Nate McMillan left Seattle for Portland in 2005 in part because Seattle ownership was not willing to tell fans the team was in a rebuilding mode. When McMillan met with Portland owner Paul Allen, he insisted the Trail Blazers be straightforward with their fans about realistic expectations so that McMillan was not set up to fail.

One of Phil Jackson's great early coaching traits was to somehow lower preseason expectations so that when the team did better than he predicted, he looked like a much better coach. D'Antoni is not one of Jackson's kindred spirits in that regard.

"That's the thing: Why do Coaches of the Year always get fired? Because the team overachieves, and then the next year they don't overachieve and they get fired," D'Antoni said.

"I don't think there is a line [between raising expectations and lowering expectations]. I think you are always going to set them up above. That is who I am. Because I truly believe we are better than every team in the league and are going to win every game. I'm not saying that is smart, but that is my personality. And that is just the way it is. If you talk to these guys in [this locker room], they will tell you that I think we are going to win eight straight and still make the playoffs. That is probably not realistic."

Beyond his game-to-game tactics, D'Antoni has also been questioned for his reluctance to give big minutes to some younger players. The argument is that if the Knicks are going to lose often, D'Antoni may as well have developed rookie lottery pick Jordan Hill before he was dealt to Houston at the trade deadline and found more time for another 2009 first-round pick, Toney Douglas, who is more of an answer at point guard than veteran stopgap Duhon.

"First of all, you don't know you are going to lose until you lose, and then it is too late to play the guys," D'Antoni said. "And [early in the season] I really thought we were going to make the playoffs.

"The young guys are also Gallinari and Wilson Chandler. And losing does not help them.

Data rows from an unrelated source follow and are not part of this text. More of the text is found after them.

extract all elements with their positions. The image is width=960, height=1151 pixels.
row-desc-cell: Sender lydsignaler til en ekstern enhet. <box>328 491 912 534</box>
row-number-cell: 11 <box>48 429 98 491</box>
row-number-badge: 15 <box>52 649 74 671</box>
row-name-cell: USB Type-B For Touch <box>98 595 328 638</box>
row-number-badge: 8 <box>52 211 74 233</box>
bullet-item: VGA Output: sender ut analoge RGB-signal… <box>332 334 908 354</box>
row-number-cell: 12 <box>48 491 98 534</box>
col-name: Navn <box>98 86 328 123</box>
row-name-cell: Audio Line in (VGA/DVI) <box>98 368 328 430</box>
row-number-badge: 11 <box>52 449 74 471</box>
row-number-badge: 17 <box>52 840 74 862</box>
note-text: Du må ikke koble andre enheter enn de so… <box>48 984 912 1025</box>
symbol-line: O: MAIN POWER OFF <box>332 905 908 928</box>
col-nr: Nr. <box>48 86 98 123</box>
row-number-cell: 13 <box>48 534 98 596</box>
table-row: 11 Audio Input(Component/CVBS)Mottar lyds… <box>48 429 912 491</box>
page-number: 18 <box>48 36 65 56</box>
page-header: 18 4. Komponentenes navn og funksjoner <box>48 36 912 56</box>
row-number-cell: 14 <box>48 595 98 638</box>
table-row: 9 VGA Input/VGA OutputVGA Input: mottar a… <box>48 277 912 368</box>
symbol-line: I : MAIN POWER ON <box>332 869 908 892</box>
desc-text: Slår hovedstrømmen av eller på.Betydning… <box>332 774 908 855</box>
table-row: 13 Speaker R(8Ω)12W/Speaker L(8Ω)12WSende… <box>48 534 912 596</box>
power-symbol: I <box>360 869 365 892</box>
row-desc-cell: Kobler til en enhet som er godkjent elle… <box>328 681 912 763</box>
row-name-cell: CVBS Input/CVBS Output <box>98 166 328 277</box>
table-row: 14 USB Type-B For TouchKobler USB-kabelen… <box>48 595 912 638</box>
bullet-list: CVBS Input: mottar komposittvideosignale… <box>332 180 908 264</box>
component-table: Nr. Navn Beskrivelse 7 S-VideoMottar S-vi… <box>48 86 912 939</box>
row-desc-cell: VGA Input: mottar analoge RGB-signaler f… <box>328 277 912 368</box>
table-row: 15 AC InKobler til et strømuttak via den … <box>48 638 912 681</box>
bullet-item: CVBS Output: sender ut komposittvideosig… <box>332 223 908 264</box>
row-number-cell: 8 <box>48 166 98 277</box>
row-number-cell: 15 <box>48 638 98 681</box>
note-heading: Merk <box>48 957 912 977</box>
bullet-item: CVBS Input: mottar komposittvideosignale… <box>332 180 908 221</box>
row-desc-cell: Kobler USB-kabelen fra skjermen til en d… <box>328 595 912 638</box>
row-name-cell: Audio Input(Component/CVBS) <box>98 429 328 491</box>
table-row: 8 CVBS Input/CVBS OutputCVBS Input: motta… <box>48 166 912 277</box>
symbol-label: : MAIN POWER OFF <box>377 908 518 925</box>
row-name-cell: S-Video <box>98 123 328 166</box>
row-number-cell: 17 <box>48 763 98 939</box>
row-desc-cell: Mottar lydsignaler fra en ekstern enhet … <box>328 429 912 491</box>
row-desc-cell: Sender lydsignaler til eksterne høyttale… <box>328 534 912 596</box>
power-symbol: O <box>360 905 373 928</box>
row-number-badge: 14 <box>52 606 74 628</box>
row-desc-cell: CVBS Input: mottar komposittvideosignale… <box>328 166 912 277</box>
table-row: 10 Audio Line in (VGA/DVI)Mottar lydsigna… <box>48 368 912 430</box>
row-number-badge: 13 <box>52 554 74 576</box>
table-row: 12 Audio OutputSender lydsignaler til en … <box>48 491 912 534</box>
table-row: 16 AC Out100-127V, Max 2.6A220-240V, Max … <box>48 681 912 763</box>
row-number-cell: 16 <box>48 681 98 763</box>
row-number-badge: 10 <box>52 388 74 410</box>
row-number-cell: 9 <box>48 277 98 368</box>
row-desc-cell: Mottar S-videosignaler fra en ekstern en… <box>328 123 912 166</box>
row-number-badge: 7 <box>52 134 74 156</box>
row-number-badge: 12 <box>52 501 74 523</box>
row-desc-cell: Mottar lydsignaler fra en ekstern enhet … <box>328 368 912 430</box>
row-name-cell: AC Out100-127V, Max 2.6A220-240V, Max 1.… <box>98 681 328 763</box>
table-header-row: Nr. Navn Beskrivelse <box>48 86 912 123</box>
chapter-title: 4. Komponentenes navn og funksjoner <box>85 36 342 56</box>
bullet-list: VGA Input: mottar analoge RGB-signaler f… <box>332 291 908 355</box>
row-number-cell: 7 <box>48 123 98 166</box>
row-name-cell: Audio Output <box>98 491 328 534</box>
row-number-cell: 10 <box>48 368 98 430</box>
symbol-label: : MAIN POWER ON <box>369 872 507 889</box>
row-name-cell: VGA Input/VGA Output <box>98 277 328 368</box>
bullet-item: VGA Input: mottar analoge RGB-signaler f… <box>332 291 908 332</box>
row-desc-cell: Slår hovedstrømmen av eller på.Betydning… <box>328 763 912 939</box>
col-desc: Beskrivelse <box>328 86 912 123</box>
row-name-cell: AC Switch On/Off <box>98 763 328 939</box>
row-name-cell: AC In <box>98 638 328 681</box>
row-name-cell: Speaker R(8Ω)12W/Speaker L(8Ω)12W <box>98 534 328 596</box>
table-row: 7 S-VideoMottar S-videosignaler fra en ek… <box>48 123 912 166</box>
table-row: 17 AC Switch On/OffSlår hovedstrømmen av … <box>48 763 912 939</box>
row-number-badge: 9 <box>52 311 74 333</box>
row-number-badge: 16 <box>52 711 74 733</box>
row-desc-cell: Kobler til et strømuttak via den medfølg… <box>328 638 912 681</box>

They need to be in competitive games and take big shots and understand how to win. You just can't say, 'OK, let's play all the young guys and lose every game.' We don't even have a [first-round] draft pick [this year], which would be the reason to do that maybe. I just don't think that is fair to them.

"I don't think it is fair to David Lee, who is a free agent and playing for a contract. And I don't think it is fair to the fans. Whatever I tried to do was to win that particular game with an eye on trying to develop guys. Toney Douglas is coming on now; he has had time to develop. I would have thought we would have done the same thing with Jordan, but we had other guys in that spot, Al Harrington, David Lee, Wilson Chandler, a lot of guys in front him. He never had a chance to develop or get going but we used him [in a trade] to open up the cap space. I think he will be a pretty good player in this league, but the way it worked out was perfect because now we get two max players."

NBA coaches know that it's the players they lead who create their reputations. When D'Antoni was filling in his starting lineup with the names of Steve Nash and Amar'e Stoudemire and Shawn Marion, he became Coach of the Year in Phoenix.

Now that D'Antoni is working with less talent, the natural byproduct is the perception that he can't coach. He knows this is the way the league, particularly in New York, works. He also knows that adding a few very good players via free agency can reverse the course rather quickly.

"There are some bad days. There are some days I don't love that get into the papers or whatever," D'Antoni said. "The biggest thing is stick to what you believe in and not let opinions or something like not winning affect your philosophy and how you want to coach.

"This summer we have to get lucky and things have to fall in place. We have to have Plan A, Plan B, Plan C. I do know that whatever plan works, we are going to be a lot better than we are now. That is kind of where we are going. I know I will be judged on next year, not these last two years, and at that point I'll take the criticism. That is what it is all about. Then we'll see where it goes."